I have two random variables ($X$ and $Y$) that are uniformly distributed from 2.16 to 6.81 both. And I need to find $E(|x-y|^2)$.
Is this correct: $\displaystyle\dfrac{\int\limits_{2.16}^{6.81}\int\limits_{2.16}^{6.81} (x^2-2xy+y^2) \;\mathrm{d}x\;\mathrm{d}y}{(6.81-2.16)}$ ?

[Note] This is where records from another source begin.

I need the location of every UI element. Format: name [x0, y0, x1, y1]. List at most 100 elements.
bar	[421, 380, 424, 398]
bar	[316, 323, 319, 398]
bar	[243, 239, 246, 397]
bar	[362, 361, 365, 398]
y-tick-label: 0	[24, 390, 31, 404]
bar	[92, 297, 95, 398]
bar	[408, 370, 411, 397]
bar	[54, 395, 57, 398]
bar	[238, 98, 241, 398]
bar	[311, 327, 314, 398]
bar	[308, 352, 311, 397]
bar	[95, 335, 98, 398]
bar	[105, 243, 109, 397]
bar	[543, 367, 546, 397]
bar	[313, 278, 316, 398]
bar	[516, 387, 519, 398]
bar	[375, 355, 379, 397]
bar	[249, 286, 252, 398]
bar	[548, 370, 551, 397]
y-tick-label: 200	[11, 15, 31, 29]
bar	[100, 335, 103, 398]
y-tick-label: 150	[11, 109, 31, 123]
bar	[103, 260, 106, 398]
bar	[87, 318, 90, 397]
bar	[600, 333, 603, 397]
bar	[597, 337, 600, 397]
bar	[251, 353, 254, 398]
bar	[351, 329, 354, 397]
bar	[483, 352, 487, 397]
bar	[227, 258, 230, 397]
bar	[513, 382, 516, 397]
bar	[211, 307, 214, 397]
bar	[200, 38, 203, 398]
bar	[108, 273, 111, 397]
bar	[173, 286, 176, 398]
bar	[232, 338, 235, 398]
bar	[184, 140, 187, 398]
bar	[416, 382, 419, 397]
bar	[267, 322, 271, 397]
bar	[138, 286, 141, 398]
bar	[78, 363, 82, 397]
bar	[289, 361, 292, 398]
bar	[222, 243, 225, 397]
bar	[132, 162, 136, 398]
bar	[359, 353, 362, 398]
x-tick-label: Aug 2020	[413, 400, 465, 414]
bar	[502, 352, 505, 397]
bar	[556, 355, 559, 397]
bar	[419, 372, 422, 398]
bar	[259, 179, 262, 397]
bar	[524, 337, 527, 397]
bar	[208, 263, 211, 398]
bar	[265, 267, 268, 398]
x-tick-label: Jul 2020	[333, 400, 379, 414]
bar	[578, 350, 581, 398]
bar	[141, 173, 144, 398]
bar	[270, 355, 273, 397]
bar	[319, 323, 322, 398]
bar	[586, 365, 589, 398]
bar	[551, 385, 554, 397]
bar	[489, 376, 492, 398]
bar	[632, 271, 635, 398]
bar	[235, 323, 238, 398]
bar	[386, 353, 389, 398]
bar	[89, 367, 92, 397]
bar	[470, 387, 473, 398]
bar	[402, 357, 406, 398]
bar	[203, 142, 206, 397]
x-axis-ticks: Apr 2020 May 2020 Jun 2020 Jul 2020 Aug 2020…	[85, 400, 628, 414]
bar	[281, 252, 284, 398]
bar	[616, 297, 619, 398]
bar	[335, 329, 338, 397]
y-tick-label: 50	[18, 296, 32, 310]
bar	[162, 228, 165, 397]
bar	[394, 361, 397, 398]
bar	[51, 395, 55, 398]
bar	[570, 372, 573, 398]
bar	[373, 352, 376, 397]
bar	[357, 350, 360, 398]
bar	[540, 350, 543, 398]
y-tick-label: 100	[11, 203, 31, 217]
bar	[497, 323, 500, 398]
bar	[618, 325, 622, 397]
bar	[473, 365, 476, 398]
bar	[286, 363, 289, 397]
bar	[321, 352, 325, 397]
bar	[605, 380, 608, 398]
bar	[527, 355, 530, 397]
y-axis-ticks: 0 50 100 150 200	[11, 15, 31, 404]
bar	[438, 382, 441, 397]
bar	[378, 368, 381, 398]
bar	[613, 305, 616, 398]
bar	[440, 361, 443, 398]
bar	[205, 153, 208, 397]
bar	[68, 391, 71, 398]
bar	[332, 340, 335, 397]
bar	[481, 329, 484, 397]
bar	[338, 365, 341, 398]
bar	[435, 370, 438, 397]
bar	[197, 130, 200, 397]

A good start, but your equation
$\dfrac{\int\limits_{2.16}^{6.81}\int\limits_{2.16}^{6.81} (x^2-2xy+y^2) \;\mathrm{d}x\;\mathrm{d}y}{(6.81-2.16)}$
is not correct and/or the question is not complete. First, you need to assume a probability distribution $f(x,y)$. You only state "Uniform" but there is no "obvious" multivariate uniform distribution. You could build a cumulative distribution $F(x,y) = C(U(x),U(y))$ using a Coppula $C(\cdot,\cdot)$ and then differentiating wrt x and y after each other. Let's say, I assume my variables x,y are independent and identically distributed (iid), aka the Coppula $C(V,W)=VW$, then I get $F(x,y)= U(x)U(y)$ and $f(x,y)= u(x)u(y)$ with uniform distribution
$$u(x)=\mathcal{U}_{2.16,6.81}(x)=\frac{1}{6.81-2.16}\delta(2.16\leq x \leq6.81)=\frac{1}{4.65}\delta(2.16\leq x \leq6.81).$$
Inserting
$\begin{align} E\{|x-y|^2\}&=\int_{-\infty}^{\infty}\int_{-\infty}^{\infty}u(x)u(y)|x-y|^2~\mathrm{d}x~\mathrm{d}y\\ &= \int_{2.16}^{6.81}\frac{1}{4.65}~\int_{2.16}^{6.81}\frac{1}{4.65} (x^2 -2xy+y^2)~\mathrm{d}x~\mathrm{d}y \end{align}$
So, your solution is missing a factor of $\frac{1}{4.65}$ as it should have been squared...